In the human part of the study, 3-mm skin biopsies were taken from 11 rosacea patients and 10 normal controls at the nasomalar fold. Rosacea patients showed 10-fold higher concentrations of the active cathelicidin LL-37. The serine protease that activates cathelidicins, SCTE, was also increased up to 1,000 times higher than normal throughout the epidermis of the affected skin. Cathelicidins were almost undetectable in the normal skin.
Replicating the physiologic changes seen in human skin, a transgenic mouse was made with a constitutive knockout of the mouse cathelicidin. Both transgenic and normal mice were injected with cathelicidins, and in another experiment with SCTE, to duplicate the changes found in human rosacea skin. The skin of normal and cathelidicin-deficient mice was irritated to determine response to external stimulus, mimicking human rosacea. Normal mouse skin showed a brisk reaction, with erythema, vascular dilatation, neutrophilic infiltrate, and increased IL-8 to cathelicidins, SCTE, and physical irritation. Cathelicidin-deficient mice produced significantly less inflammation. Mice deficient in the protease inhibitor LEKTI, which stops cathelidicin activation, showed proirritant changes as well.
A previous study (4) shows that human cathelicidin increases vascular permeability. Why the increased permeability is confined to the face in rosacea is unclear.
These new clues to rosacea pathogenesis point to new directions in treatment. Tetracyclines, in addition to their antimicrobial properties, are effective protease inhibitors. They inhibit matrix metalloproteases-2 and -9, (2) as well as the serine proteases that activate cathelidicins.
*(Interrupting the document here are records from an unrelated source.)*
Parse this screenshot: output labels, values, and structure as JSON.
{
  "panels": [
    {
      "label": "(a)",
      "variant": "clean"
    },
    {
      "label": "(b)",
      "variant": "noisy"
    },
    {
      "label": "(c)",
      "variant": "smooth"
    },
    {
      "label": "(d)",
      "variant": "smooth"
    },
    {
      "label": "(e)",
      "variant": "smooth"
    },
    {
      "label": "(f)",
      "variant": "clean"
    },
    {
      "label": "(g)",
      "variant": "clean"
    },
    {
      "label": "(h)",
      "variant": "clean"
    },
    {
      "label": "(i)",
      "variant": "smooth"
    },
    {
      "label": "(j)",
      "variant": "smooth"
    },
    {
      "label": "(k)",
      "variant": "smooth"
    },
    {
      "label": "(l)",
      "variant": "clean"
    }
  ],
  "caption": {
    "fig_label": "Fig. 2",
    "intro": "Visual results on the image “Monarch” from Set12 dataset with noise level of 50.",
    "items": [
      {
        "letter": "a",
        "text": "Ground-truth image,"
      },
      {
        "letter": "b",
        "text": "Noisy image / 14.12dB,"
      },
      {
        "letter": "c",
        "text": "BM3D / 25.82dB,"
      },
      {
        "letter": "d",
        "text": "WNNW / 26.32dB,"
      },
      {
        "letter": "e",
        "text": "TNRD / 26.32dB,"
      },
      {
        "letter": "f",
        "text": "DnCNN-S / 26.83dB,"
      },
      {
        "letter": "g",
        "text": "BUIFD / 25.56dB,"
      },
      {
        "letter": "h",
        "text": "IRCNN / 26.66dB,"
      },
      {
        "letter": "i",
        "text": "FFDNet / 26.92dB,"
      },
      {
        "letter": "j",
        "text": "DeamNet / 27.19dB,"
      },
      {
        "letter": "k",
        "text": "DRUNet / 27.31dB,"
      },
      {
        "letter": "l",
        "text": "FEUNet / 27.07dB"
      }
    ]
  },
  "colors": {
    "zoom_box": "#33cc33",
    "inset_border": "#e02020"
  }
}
In this way, tetracyclines are able to decrease cathelicidin levels. This property may account for the efficacy of subantimicrobial doxycycline. (3)
This new research underscores the mechanism and potential efficacy of newer nonantibiotic dose tetracyclines and non-antibiotic tetracyclines now in development such as dimethylaminotetracycline.
Another possible therapeutic approach is topical cathelicidin inhibition. Topical protease inhibitors that stop cathelicidin activation have been investigated for ocular use in allergic conjunctivitis. (5) In the future, topical protease inhibitors may be able to mitigate irritation in rosacea.